I think we’re all guilty of thinking that we could get a little something extra out of our photography with a new lens or the latest body. If we had the professional body we’d have faster autofocus and could shoot at a higher ISO so we would have caught that beautiful, perfect moment we saw in the viewfinder instead of looking at an out of focus motion blurred shot worthy of the delete function. To a certain extent its true, especially for digital. A better body will give you the option to shoot at higher ISO with acceptable levels of noise, faster autofocus, and better metering. It gives you more control but it won’t make you take a good picture.

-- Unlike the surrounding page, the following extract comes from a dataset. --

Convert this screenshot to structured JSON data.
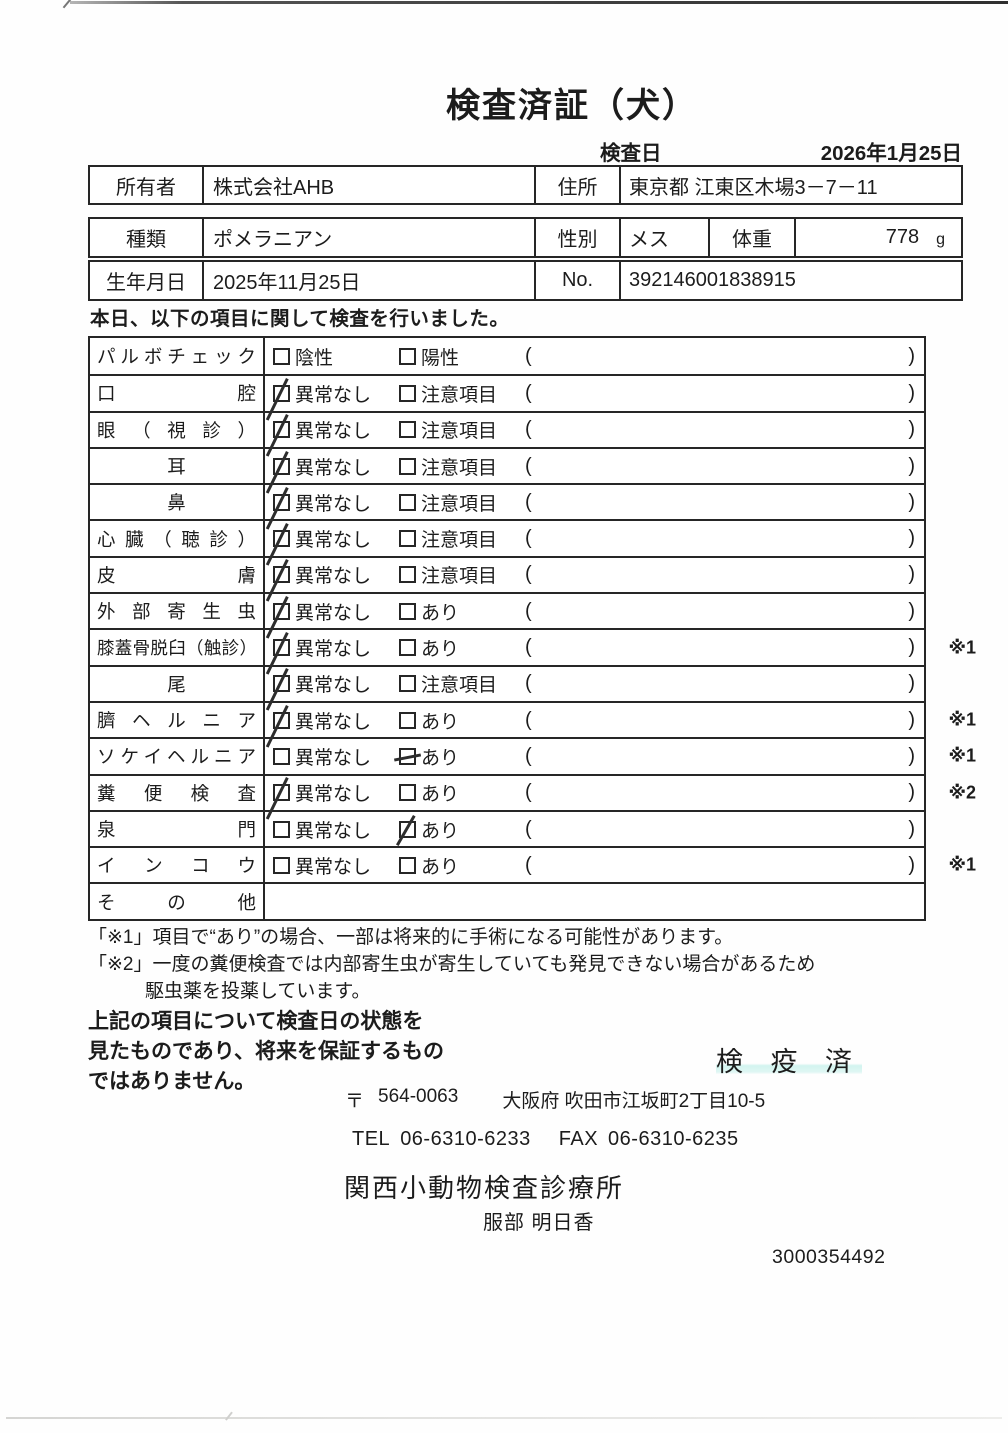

Even worse is the tendency to blame your equipment for those missed shots. I’m reminded of my childhood where my brother constantly accused the Nintendo of cheating when he lost a life at whatever game we were playing. Naturally the gizmo was incapable of cheating. It does exactly what it was told to do. Sometimes the instructions are badly written but it will do as its told and cannot cheat.
Recently I was faced with a series of negatives which I used my new Voigtlander Bessa to shoot. They were low light shots with the lens full open at f/1.4 and the shutter speed around 1/15 or 1/30 of a second. Every single frame was blurry. The entire roll was a loss. Then the next few rolls to come out of the tank were similarly blurry. Shots I was sure I nailed. The only things which came out were ones in bright daylight where I had stopped the lens down.
This could be due to several factors. Moving subject with low shutter speed. Camera shake. Bad focusing. Failing eyesight. Diopter wasn’t set properly. Finger in front of the rangefinder throwing things off.
Or just maybe the camera was cheating.
I was pretty sure that I had focused properly. Perhaps I was still getting used to the split image focusing. Maybe I wasn’t holding the camera steady enough. I wasn’t doing something right. Or just maybe the the rangefinder was slightly out of alignment and an element in the lens was quite badly out of alignment.
Which turned out to be the case.
A few tests involving a meter stick and a $200 trip to Nipon Camera Clinic confirmed that it wasn’t me, it was actually the camera.
It may be a low thing to blame your gear but in the end you’ve got to have a little faith in yourself.